Project coordinator Acacia O'Connor told Shelf Awareness that she could not explain the increase, but that many involved writers of color, including Sherman Alexie, Toni Morrison and Alice Walker. (All three also appear regularly on American Booksellers Assn. lists of challenged books.)
“Whether or not patterns like this are the result of coordination between would-be censors across the country is impossible to say,” O’Connor told Shelf Awareness. “But there are moments, when a half-dozen or so challenges regarding race or LGBT content hit within a couple weeks, where you just have to ask, 'What is going on out there?'”
The Kids' Right to Read Project is an effort of the National Coalition Against Censorship, the American Booksellers Foundation for Free Expression, the Assn. of American Publishers and the Comic Book Legal Defense Fund.
This month, the group and other advocates helped persuade the Teton School District in Idaho to return Rudolfo Anaya’s novel “Bless Me, Ultima” to the classroom.
The group's letter in defense of “Bless Me, Ultima” pointed out that the book is often used in Advance Placement exams, along with other controversial books, such as “Ulysses,” “The Color Purple” and “Catch-22.”

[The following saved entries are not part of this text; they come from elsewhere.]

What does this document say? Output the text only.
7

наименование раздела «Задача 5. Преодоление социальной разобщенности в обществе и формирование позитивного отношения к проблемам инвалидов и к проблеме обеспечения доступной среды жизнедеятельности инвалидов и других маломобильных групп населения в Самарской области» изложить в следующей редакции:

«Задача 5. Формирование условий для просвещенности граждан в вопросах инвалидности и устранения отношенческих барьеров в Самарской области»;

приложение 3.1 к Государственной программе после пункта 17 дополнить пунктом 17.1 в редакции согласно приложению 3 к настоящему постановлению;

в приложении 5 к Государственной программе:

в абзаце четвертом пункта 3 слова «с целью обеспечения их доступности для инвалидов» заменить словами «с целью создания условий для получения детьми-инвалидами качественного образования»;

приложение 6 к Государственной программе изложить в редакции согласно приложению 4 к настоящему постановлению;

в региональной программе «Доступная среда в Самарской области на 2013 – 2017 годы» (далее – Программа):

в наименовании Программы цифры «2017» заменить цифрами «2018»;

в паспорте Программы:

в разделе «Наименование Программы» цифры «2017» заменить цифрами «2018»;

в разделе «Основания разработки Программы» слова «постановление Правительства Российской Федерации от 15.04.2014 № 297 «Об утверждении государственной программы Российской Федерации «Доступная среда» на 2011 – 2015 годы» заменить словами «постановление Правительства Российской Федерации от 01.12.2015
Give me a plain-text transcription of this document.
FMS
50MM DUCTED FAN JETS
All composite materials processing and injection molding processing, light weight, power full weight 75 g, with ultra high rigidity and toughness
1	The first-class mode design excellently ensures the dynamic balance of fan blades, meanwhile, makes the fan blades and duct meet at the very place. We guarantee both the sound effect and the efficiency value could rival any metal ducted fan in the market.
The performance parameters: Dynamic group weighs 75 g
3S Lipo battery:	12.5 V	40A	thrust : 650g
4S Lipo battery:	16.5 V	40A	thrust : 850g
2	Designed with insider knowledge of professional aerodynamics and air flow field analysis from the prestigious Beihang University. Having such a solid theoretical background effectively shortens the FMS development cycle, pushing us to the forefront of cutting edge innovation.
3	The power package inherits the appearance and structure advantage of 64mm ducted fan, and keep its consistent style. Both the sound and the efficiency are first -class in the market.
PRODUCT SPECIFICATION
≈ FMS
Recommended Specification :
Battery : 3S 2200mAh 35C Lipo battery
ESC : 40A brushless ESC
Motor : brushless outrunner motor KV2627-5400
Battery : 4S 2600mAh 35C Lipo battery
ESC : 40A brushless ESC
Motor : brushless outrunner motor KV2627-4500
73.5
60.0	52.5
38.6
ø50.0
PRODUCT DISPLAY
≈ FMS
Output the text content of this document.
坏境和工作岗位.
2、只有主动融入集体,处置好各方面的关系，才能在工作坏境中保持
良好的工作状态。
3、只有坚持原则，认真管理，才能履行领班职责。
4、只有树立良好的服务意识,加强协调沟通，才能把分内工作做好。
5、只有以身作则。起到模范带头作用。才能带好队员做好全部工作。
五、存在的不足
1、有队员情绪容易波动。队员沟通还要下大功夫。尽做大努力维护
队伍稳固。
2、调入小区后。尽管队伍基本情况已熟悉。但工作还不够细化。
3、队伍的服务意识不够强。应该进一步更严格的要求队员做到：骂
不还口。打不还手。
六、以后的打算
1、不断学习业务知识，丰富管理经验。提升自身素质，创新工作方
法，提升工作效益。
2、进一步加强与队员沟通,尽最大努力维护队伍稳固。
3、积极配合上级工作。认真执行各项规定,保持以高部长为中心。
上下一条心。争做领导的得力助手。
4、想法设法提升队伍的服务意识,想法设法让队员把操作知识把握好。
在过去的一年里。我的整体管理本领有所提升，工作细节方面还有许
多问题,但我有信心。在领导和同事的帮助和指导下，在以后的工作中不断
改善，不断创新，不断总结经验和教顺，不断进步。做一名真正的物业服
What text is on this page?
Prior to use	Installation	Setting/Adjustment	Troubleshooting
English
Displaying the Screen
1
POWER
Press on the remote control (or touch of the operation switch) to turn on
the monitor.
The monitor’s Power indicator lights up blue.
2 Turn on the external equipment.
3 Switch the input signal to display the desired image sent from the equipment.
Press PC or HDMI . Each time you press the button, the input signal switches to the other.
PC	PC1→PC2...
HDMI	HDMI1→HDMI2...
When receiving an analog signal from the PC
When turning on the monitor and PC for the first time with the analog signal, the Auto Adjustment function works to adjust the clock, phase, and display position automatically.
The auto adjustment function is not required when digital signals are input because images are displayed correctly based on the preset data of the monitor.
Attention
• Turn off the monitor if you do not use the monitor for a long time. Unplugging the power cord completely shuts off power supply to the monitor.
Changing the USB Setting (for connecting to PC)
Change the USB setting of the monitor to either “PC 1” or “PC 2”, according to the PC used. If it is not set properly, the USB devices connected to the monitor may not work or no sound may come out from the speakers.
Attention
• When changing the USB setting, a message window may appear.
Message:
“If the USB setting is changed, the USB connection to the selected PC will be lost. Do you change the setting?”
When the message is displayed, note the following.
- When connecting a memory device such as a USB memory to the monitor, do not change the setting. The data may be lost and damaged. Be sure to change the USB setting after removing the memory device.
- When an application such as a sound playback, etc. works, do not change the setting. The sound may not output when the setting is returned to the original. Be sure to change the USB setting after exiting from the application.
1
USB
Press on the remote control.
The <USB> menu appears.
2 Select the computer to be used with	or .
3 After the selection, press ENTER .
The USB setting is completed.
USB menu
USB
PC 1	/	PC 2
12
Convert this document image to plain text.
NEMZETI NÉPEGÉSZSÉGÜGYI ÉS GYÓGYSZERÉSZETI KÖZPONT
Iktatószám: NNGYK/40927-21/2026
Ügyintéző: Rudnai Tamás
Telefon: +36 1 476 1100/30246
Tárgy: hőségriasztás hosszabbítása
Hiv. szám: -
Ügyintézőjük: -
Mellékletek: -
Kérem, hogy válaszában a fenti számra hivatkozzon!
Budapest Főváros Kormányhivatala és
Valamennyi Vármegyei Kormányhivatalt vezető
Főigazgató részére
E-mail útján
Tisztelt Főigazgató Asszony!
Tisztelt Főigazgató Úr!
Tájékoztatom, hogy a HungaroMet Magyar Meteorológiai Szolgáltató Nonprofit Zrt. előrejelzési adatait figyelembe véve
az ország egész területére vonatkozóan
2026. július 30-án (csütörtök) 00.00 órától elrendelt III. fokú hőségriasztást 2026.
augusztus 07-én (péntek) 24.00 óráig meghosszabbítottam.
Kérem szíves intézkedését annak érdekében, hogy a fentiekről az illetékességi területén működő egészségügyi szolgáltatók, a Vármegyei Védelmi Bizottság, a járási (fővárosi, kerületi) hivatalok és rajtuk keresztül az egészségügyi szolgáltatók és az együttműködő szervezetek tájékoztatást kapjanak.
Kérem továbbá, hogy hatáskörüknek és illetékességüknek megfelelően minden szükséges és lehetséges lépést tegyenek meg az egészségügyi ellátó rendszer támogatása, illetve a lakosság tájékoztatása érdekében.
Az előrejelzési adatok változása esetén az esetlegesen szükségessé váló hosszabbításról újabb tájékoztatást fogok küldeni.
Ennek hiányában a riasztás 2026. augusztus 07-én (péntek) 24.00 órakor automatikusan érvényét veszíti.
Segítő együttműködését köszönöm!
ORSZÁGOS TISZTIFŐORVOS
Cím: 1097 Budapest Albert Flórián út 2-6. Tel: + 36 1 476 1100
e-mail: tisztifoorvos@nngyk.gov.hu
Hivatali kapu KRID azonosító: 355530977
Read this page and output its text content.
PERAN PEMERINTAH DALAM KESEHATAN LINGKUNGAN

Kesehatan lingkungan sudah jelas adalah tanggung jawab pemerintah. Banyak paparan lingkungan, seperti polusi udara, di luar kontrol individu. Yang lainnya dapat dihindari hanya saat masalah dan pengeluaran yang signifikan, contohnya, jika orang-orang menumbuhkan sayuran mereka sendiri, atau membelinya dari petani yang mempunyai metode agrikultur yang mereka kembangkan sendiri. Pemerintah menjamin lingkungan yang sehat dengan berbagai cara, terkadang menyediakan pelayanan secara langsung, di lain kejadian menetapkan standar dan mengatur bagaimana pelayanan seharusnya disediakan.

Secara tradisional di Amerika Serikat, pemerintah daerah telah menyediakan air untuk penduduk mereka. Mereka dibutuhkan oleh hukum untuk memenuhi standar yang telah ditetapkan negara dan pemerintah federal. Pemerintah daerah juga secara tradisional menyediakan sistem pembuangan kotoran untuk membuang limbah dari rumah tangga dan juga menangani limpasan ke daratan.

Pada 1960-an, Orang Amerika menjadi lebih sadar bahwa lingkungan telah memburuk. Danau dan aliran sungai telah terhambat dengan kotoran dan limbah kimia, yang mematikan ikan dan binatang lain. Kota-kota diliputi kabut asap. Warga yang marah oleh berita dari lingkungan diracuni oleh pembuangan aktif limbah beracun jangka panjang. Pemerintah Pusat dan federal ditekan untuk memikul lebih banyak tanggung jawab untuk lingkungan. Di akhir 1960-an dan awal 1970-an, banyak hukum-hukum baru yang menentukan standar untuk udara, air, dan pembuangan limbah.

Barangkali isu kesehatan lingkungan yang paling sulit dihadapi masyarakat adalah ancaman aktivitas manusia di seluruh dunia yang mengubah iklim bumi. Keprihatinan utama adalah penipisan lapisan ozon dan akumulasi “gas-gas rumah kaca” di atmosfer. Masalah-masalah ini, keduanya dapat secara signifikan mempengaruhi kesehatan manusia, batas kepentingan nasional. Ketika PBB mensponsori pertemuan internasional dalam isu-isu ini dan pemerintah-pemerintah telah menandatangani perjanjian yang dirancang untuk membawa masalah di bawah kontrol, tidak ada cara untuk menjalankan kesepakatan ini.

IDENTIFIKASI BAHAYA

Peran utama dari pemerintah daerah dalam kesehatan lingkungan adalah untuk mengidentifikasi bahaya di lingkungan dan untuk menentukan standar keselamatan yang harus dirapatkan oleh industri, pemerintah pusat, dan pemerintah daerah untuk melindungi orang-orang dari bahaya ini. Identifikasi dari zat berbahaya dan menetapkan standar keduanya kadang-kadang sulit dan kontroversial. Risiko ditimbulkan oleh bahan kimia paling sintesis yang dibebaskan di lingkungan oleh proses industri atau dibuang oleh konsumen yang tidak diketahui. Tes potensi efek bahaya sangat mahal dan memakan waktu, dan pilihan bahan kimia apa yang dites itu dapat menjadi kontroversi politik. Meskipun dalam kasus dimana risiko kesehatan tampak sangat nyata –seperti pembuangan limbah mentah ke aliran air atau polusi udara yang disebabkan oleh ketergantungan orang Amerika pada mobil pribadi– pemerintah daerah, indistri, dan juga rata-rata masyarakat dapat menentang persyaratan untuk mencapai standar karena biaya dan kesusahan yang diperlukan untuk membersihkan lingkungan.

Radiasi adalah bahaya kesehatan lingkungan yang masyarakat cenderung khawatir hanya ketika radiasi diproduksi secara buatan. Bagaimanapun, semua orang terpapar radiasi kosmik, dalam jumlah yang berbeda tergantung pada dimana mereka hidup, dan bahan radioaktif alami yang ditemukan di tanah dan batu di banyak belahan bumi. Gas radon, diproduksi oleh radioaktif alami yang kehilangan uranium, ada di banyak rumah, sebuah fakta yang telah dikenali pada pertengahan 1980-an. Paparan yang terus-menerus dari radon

The group cited a 1948 Supreme Court decision that stated that any attempt “to eliminate everything that is objectionable...will leave public schools in shreds. Nothing but educational confusion and a discrediting of the public school system can result....”
The American Library Assn. keeps an annual count of the number of times books have been banned or challenged. From 2001 to 2012 (the group's 2013 count isn’t in yet), reports of potential censorship have varied from the mid-300s to the mid-500s.